Common train-test data setups
Stu Field, SomaLogic Operating Co., Inc.
Source:vignettes/articles/tips-train-test-setup.Rmd
tips-train-test-setup.Rmd
Introduction
Most machine learning (ML) analyses require a random split of original data into training/test data sets, where the model is fit on the training data and performance is evaluated on the test data set. The split proportions can vary, though 80/20 training/test is common. It often depends on the number of available samples and the class distribution in the splits.
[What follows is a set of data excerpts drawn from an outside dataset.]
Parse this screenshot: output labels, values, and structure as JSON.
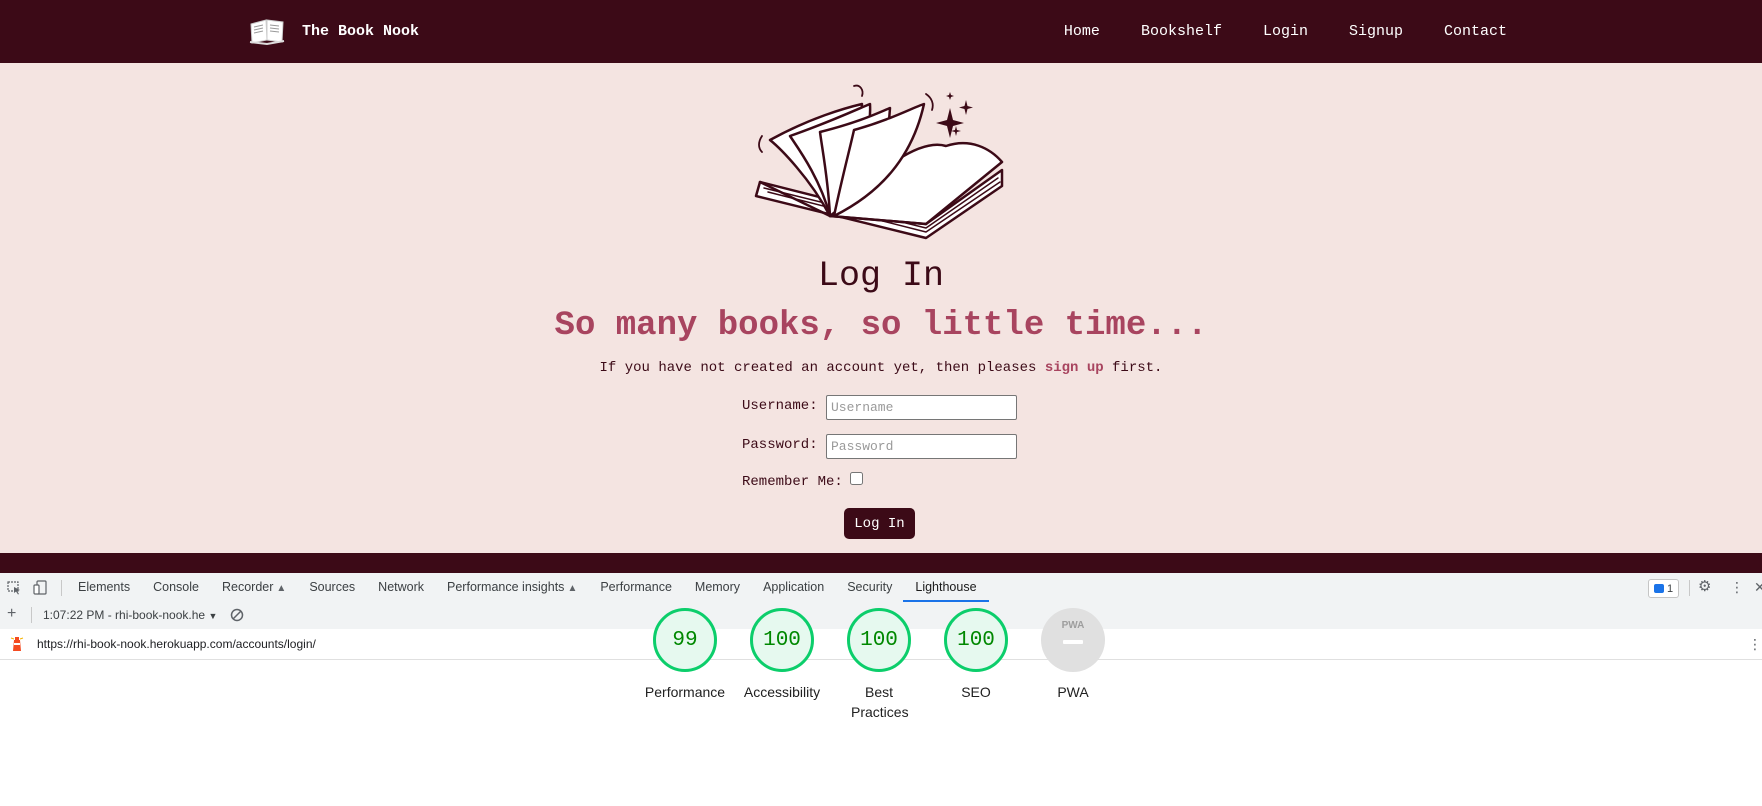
{
  "site": {
    "brand": "The Book Nook",
    "nav": [
      "Home",
      "Bookshelf",
      "Login",
      "Signup",
      "Contact"
    ]
  },
  "page": {
    "title": "Log In",
    "tagline": "So many books, so little time...",
    "intro_prefix": "If you have not created an account yet, then pleases",
    "intro_link": "sign up",
    "intro_suffix": "first."
  },
  "form": {
    "username_label": "Username:",
    "username_placeholder": "Username",
    "password_label": "Password:",
    "password_placeholder": "Password",
    "remember_label": "Remember Me:",
    "submit_label": "Log In"
  },
  "devtools": {
    "tabs": [
      "Elements",
      "Console",
      "Recorder",
      "Sources",
      "Network",
      "Performance insights",
      "Performance",
      "Memory",
      "Application",
      "Security",
      "Lighthouse"
    ],
    "active_tab": "Lighthouse",
    "issues_count": "1",
    "report_label": "1:07:22 PM - rhi-book-nook.he",
    "url": "https://rhi-book-nook.herokuapp.com/accounts/login/",
    "scores": [
      {
        "label": "Performance",
        "score": "99"
      },
      {
        "label": "Accessibility",
        "score": "100"
      },
      {
        "label": "Best Practices",
        "score": "100"
      },
      {
        "label": "SEO",
        "score": "100"
      }
    ],
    "pwa": {
      "label": "PWA",
      "badge": "PWA"
    }
  },
  "colors": {
    "nav_bg": "#3c0a17",
    "page_bg": "#f4e4e1",
    "accent": "#a8445f",
    "score_pass": "#0cce6b"
  }
}
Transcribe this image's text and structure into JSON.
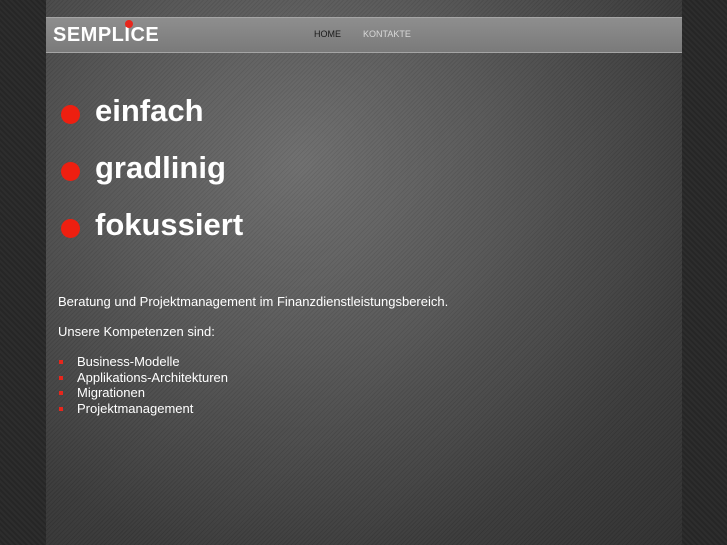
{
  "header": {
    "logo": "SEMPLICE",
    "nav": [
      {
        "label": "HOME"
      },
      {
        "label": "KONTAKTE"
      }
    ]
  },
  "taglines": [
    "einfach",
    "gradlinig",
    "fokussiert"
  ],
  "main": {
    "intro": "Beratung und Projektmanagement im Finanzdienstleistungsbereich.",
    "competences_label": "Unsere Kompetenzen sind:",
    "competences": [
      "Business-Modelle",
      "Applikations-Architekturen",
      "Migrationen",
      "Projektmanagement"
    ]
  },
  "colors": {
    "accent": "#e8261c",
    "topbar": "#858585",
    "background": "#2a2a2a"
  }
}
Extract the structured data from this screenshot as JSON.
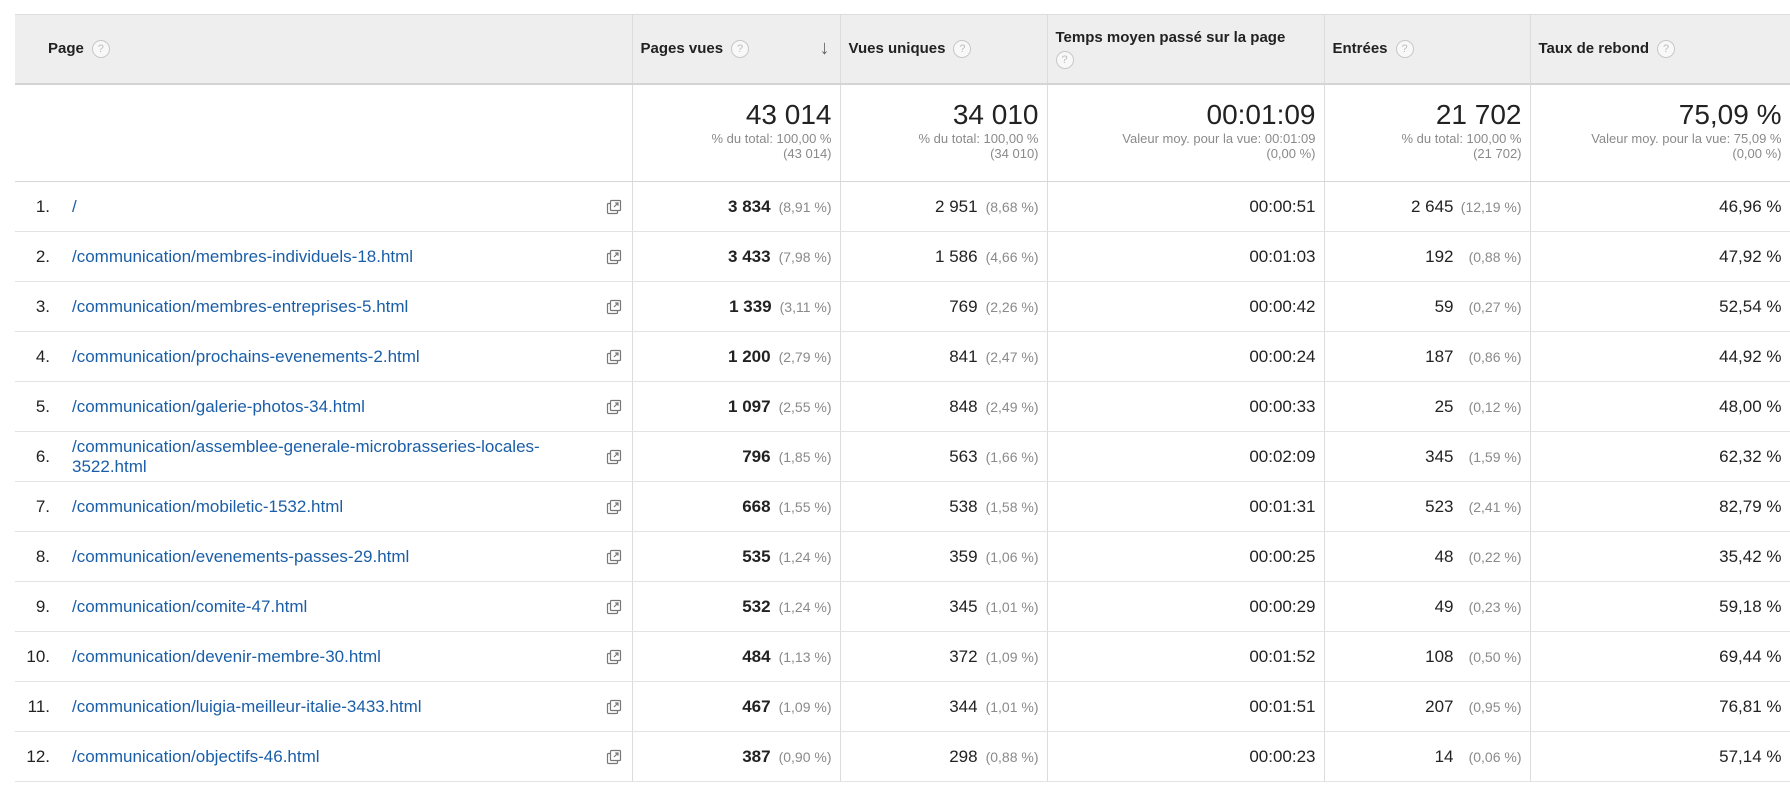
{
  "columns": {
    "page": "Page",
    "pageviews": "Pages vues",
    "unique": "Vues uniques",
    "time": "Temps moyen passé sur la page",
    "entries": "Entrées",
    "bounce": "Taux de rebond"
  },
  "sort_arrow": "↓",
  "help_glyph": "?",
  "totals": {
    "pageviews": {
      "value": "43 014",
      "line1": "% du total: 100,00 %",
      "line2": "(43 014)"
    },
    "unique": {
      "value": "34 010",
      "line1": "% du total: 100,00 %",
      "line2": "(34 010)"
    },
    "time": {
      "value": "00:01:09",
      "line1": "Valeur moy. pour la vue: 00:01:09",
      "line2": "(0,00 %)"
    },
    "entries": {
      "value": "21 702",
      "line1": "% du total: 100,00 %",
      "line2": "(21 702)"
    },
    "bounce": {
      "value": "75,09 %",
      "line1": "Valeur moy. pour la vue: 75,09 %",
      "line2": "(0,00 %)"
    }
  },
  "rows": [
    {
      "idx": "1.",
      "page": "/",
      "pv": "3 834",
      "pv_pct": "(8,91 %)",
      "uv": "2 951",
      "uv_pct": "(8,68 %)",
      "time": "00:00:51",
      "ent": "2 645",
      "ent_pct": "(12,19 %)",
      "bounce": "46,96 %"
    },
    {
      "idx": "2.",
      "page": "/communication/membres-individuels-18.html",
      "pv": "3 433",
      "pv_pct": "(7,98 %)",
      "uv": "1 586",
      "uv_pct": "(4,66 %)",
      "time": "00:01:03",
      "ent": "192",
      "ent_pct": "(0,88 %)",
      "bounce": "47,92 %"
    },
    {
      "idx": "3.",
      "page": "/communication/membres-entreprises-5.html",
      "pv": "1 339",
      "pv_pct": "(3,11 %)",
      "uv": "769",
      "uv_pct": "(2,26 %)",
      "time": "00:00:42",
      "ent": "59",
      "ent_pct": "(0,27 %)",
      "bounce": "52,54 %"
    },
    {
      "idx": "4.",
      "page": "/communication/prochains-evenements-2.html",
      "pv": "1 200",
      "pv_pct": "(2,79 %)",
      "uv": "841",
      "uv_pct": "(2,47 %)",
      "time": "00:00:24",
      "ent": "187",
      "ent_pct": "(0,86 %)",
      "bounce": "44,92 %"
    },
    {
      "idx": "5.",
      "page": "/communication/galerie-photos-34.html",
      "pv": "1 097",
      "pv_pct": "(2,55 %)",
      "uv": "848",
      "uv_pct": "(2,49 %)",
      "time": "00:00:33",
      "ent": "25",
      "ent_pct": "(0,12 %)",
      "bounce": "48,00 %"
    },
    {
      "idx": "6.",
      "page": "/communication/assemblee-generale-microbrasseries-locales-3522.html",
      "pv": "796",
      "pv_pct": "(1,85 %)",
      "uv": "563",
      "uv_pct": "(1,66 %)",
      "time": "00:02:09",
      "ent": "345",
      "ent_pct": "(1,59 %)",
      "bounce": "62,32 %"
    },
    {
      "idx": "7.",
      "page": "/communication/mobiletic-1532.html",
      "pv": "668",
      "pv_pct": "(1,55 %)",
      "uv": "538",
      "uv_pct": "(1,58 %)",
      "time": "00:01:31",
      "ent": "523",
      "ent_pct": "(2,41 %)",
      "bounce": "82,79 %"
    },
    {
      "idx": "8.",
      "page": "/communication/evenements-passes-29.html",
      "pv": "535",
      "pv_pct": "(1,24 %)",
      "uv": "359",
      "uv_pct": "(1,06 %)",
      "time": "00:00:25",
      "ent": "48",
      "ent_pct": "(0,22 %)",
      "bounce": "35,42 %"
    },
    {
      "idx": "9.",
      "page": "/communication/comite-47.html",
      "pv": "532",
      "pv_pct": "(1,24 %)",
      "uv": "345",
      "uv_pct": "(1,01 %)",
      "time": "00:00:29",
      "ent": "49",
      "ent_pct": "(0,23 %)",
      "bounce": "59,18 %"
    },
    {
      "idx": "10.",
      "page": "/communication/devenir-membre-30.html",
      "pv": "484",
      "pv_pct": "(1,13 %)",
      "uv": "372",
      "uv_pct": "(1,09 %)",
      "time": "00:01:52",
      "ent": "108",
      "ent_pct": "(0,50 %)",
      "bounce": "69,44 %"
    },
    {
      "idx": "11.",
      "page": "/communication/luigia-meilleur-italie-3433.html",
      "pv": "467",
      "pv_pct": "(1,09 %)",
      "uv": "344",
      "uv_pct": "(1,01 %)",
      "time": "00:01:51",
      "ent": "207",
      "ent_pct": "(0,95 %)",
      "bounce": "76,81 %"
    },
    {
      "idx": "12.",
      "page": "/communication/objectifs-46.html",
      "pv": "387",
      "pv_pct": "(0,90 %)",
      "uv": "298",
      "uv_pct": "(0,88 %)",
      "time": "00:00:23",
      "ent": "14",
      "ent_pct": "(0,06 %)",
      "bounce": "57,14 %"
    }
  ],
  "colors": {
    "link": "#1a5ea8",
    "header_bg": "#eeeeee",
    "muted": "#8a8a8a"
  }
}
Among many alternatives, there are 3 common approaches, all are equally viable and depend on the analyst’s weighing of pros/cons of each. I recommend one of these below:
- base R data frame indexing with [sample()] and
[
- use
dplyr::slice_sample()
ordplyr::sample_frac()
in combination withdplyr::anti_join()
- use the rsample package (not demonstrated)
Original Raw Data
In most analyses, you typically start with a raw original data set that you must split randomly into training and test sets.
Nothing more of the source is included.